2) The U.S. economy is in rude good health, while China is the throes of an effort to reduce the massive debt overhang that is beginning to stifle its growth. That creates “a strain on the top leadership as it tries to fend off a trade war with the U.S.,” Diana Cheyleva, chief economist with London-based Enodo Economics, told the New York Times.

3) China is having difficulty finding U.S. stuff to penalize. It has exempted LNG from tariffs because it desperately needs imports from the United States to fuel its economy. If it cancels orders now with Boeing, it will have a five-year wait to get on the books of Airbus.
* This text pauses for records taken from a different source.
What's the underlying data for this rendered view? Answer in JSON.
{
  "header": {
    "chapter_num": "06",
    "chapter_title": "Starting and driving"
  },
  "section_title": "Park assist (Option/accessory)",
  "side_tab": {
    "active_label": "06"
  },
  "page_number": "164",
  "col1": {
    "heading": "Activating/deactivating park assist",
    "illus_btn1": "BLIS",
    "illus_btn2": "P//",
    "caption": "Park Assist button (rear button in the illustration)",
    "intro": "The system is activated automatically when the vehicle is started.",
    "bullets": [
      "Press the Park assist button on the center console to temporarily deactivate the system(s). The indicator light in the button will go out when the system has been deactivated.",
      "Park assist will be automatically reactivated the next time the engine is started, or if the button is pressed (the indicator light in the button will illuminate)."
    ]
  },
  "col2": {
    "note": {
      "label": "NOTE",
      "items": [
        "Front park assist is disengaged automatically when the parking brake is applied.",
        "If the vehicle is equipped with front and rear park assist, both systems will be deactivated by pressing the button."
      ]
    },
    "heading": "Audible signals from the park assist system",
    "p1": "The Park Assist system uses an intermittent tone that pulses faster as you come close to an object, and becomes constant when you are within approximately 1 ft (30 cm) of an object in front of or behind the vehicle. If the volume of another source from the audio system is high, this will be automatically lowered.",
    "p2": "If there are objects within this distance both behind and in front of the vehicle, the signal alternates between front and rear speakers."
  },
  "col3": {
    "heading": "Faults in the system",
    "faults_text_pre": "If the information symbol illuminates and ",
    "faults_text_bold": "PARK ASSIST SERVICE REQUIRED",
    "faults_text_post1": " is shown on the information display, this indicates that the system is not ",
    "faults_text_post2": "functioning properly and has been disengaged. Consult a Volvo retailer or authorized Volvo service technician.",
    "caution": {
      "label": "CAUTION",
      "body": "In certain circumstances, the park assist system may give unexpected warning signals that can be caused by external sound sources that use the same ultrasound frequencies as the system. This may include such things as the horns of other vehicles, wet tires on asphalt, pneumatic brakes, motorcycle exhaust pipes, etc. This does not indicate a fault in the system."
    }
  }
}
Tariffs on U.S. agricultural products drive up food costs in China.

SUMMARY: Stezer says, “In short, America can win this game.”

NOT SO FAST: Heather Long at the Washington Post write in April that the problem with this game is it involves more than just economics, “But this isn’t just an economic fight, it’s also political, and there’s a strong case that President Trump would be less able to sustain a protracted conflict than the Chinese — especially with the 2018 midterm elections coming.  Chinese President Xi Jinping runs a communist country that has just granted him the ability to rule for life. He controls the media in his country and is also sitting on top of about $3 trillion in surplus cash.”
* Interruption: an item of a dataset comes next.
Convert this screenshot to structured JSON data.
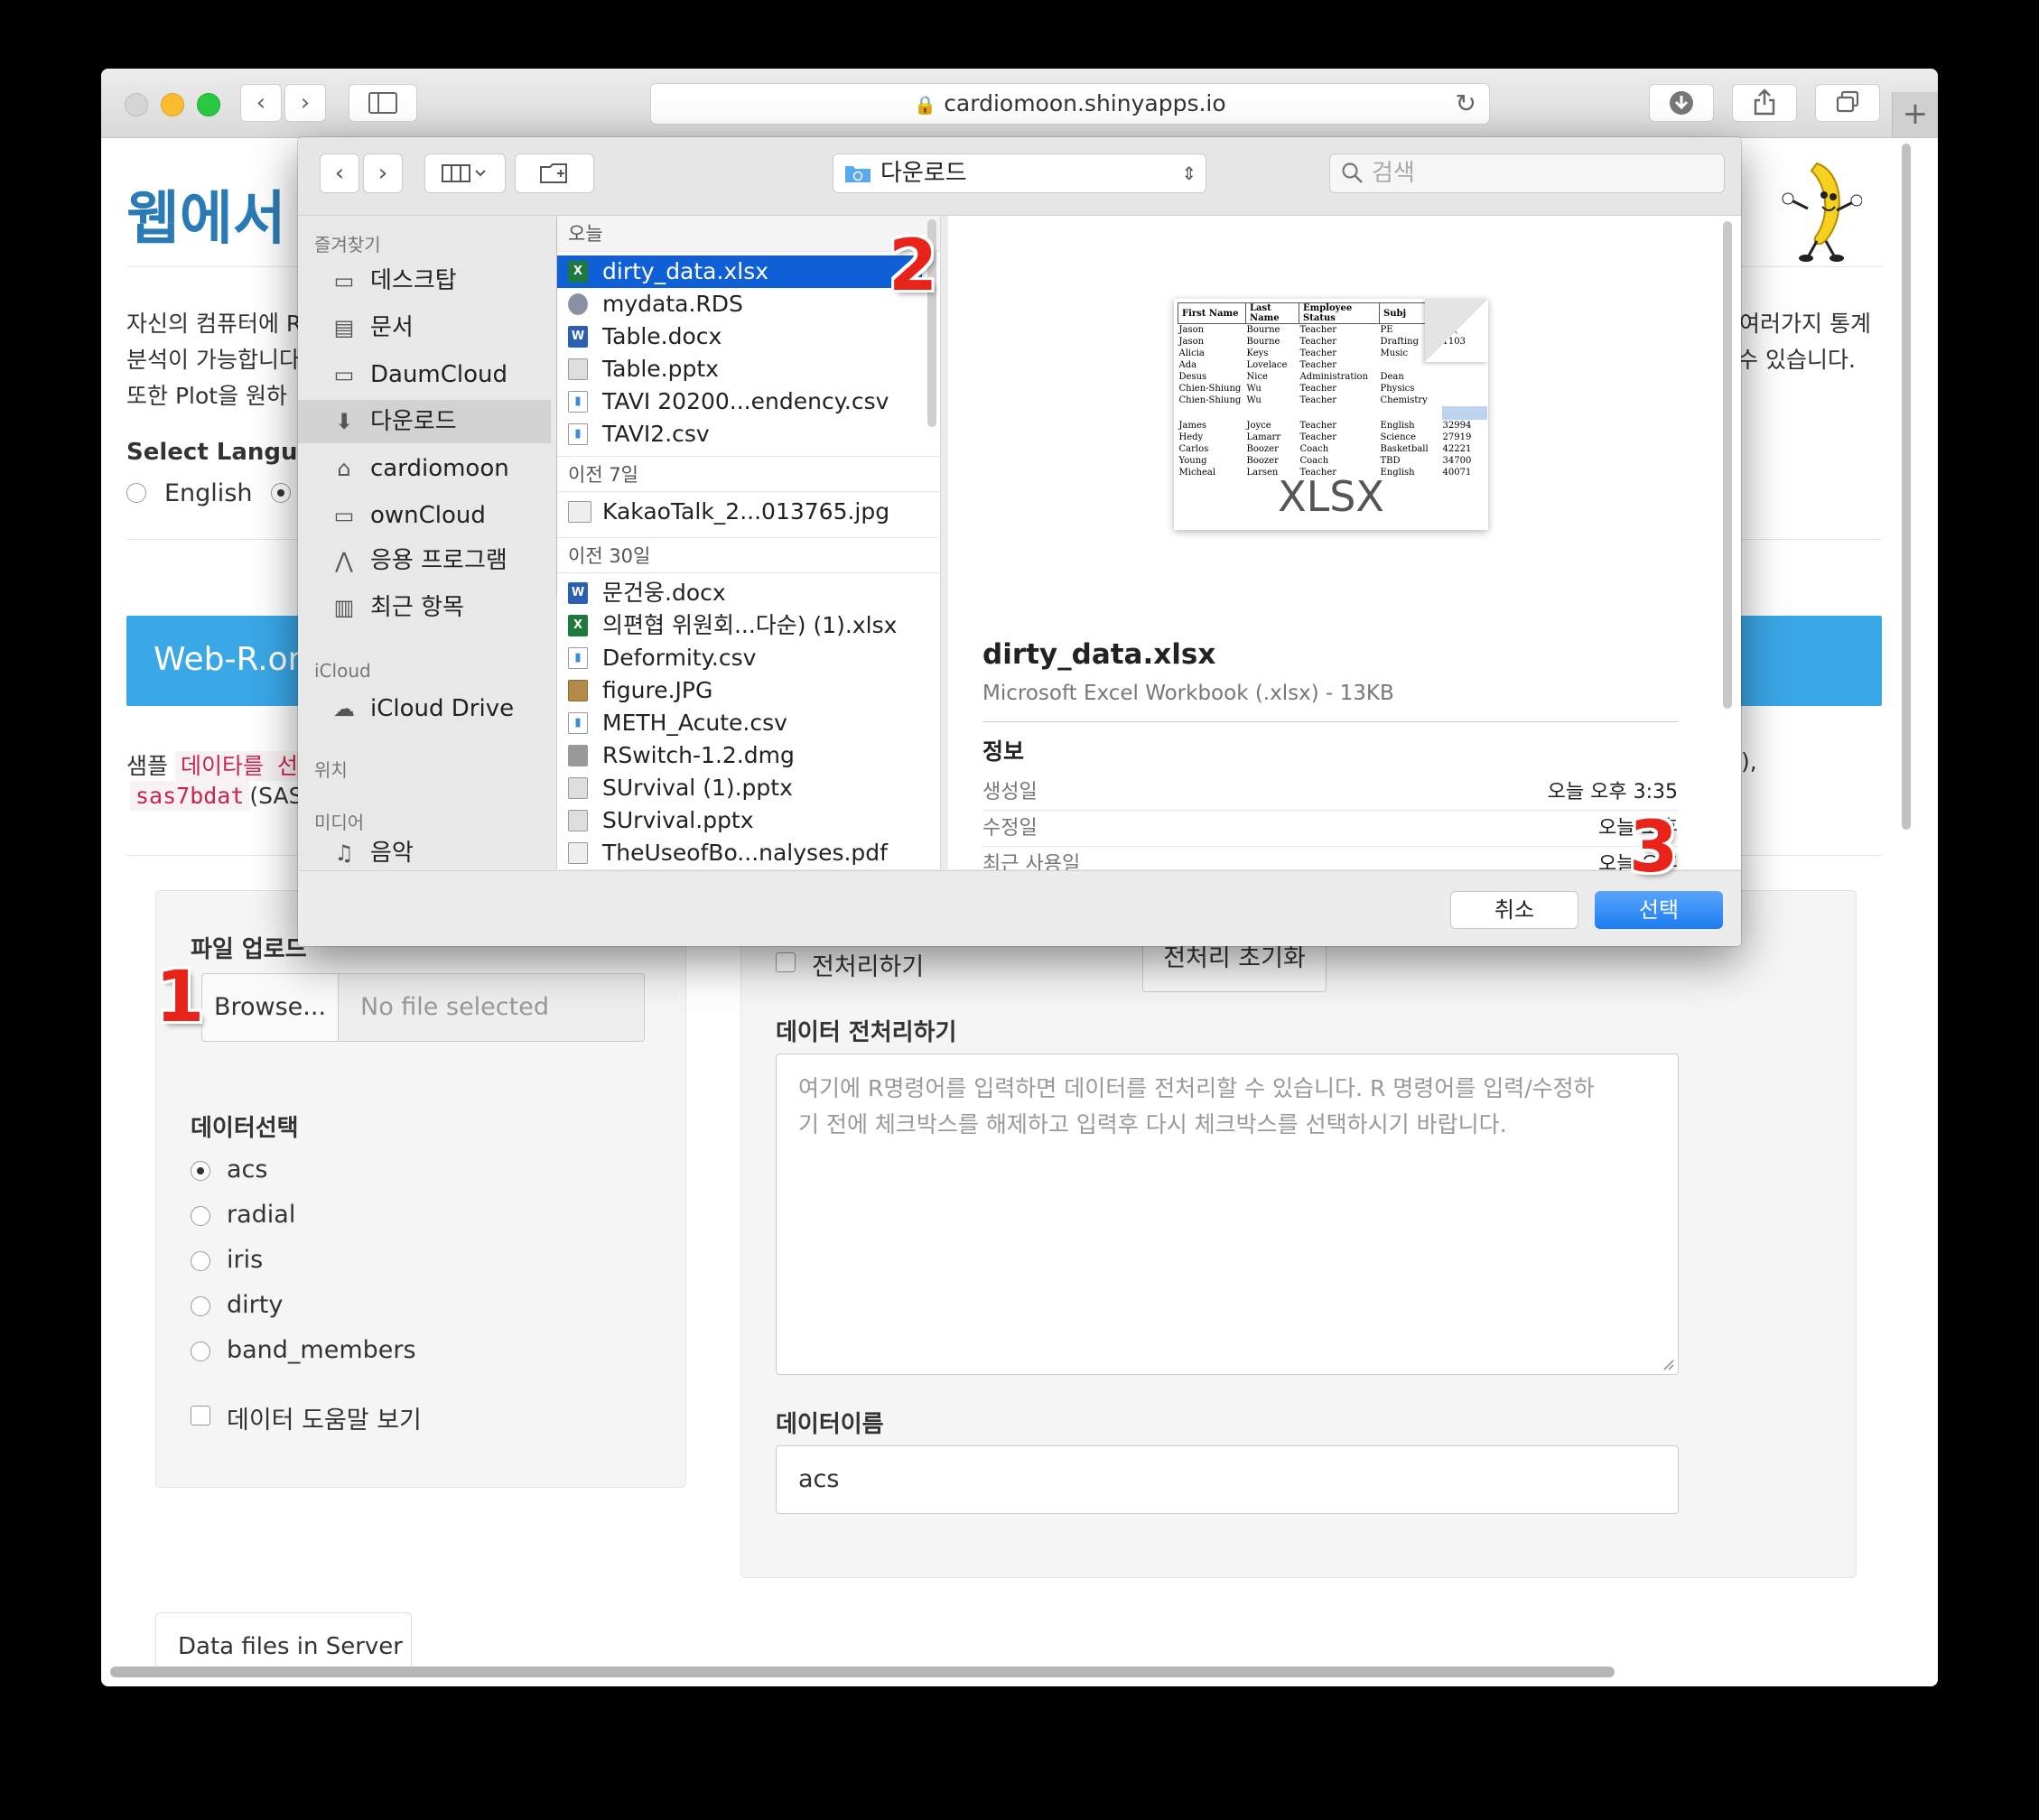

TROUBLING POLLING:  The polling might already be a problem as Aaron Blake of the Washington Post reports, “A poll conducted by The Washington Post and the Schar School of Policy and Government at George Mason University asked whether people felt Trump’s “taxes known as tariffs” against China were a good thing or a bad thing, in light of news that China retaliated with its own tariffs on U.S. goods. Fully 56 percent of voters thought the situation was bad for U.S. jobs. The even bigger concern, though, was about the cost of products. About three-quarters of voters — 73 percent — worried about the trade war’s impact on them.”

Tyler’s Thoughts

“I have never believed this trade war was a good idea.  I think Trump is dead wrong about the evil of trade deficits.  The voters, however, have spoken and want Trump to fight.  Some economists think he can win this thing.  The only question now is will he have enough time to see any benefits to counter some of the negatives before November 2018 or 2020?”

In Other News

Great op/ed from John Hood in the Carolina Journal who argues that many politicians, lobbyists, and bureaucrats are planning on what to do with the soon-to-be sales tax windfall.  Hood’s idea, give it back to the people of North Carolina, “At the present moment, however, I think the most logical response to our coming sales-tax windfall is to devote the proceeds to reducing North Carolina’s sales-tax rate. The state rate is 4.75 percent. Depending on the county, local levies add another 2 to 2.75 percentage points to the rate…Holding consumers harmless ought to appeal to both Republican and Democratic policymakers.”

It looks like we have a third challenger for the 7th congressional district seat in southeastern North Carolina.  David Fallin, who couldn’t win a Brunswick County Commission primary, has thrown his hat in the ring as the Consitution Party candidate for the 7th district.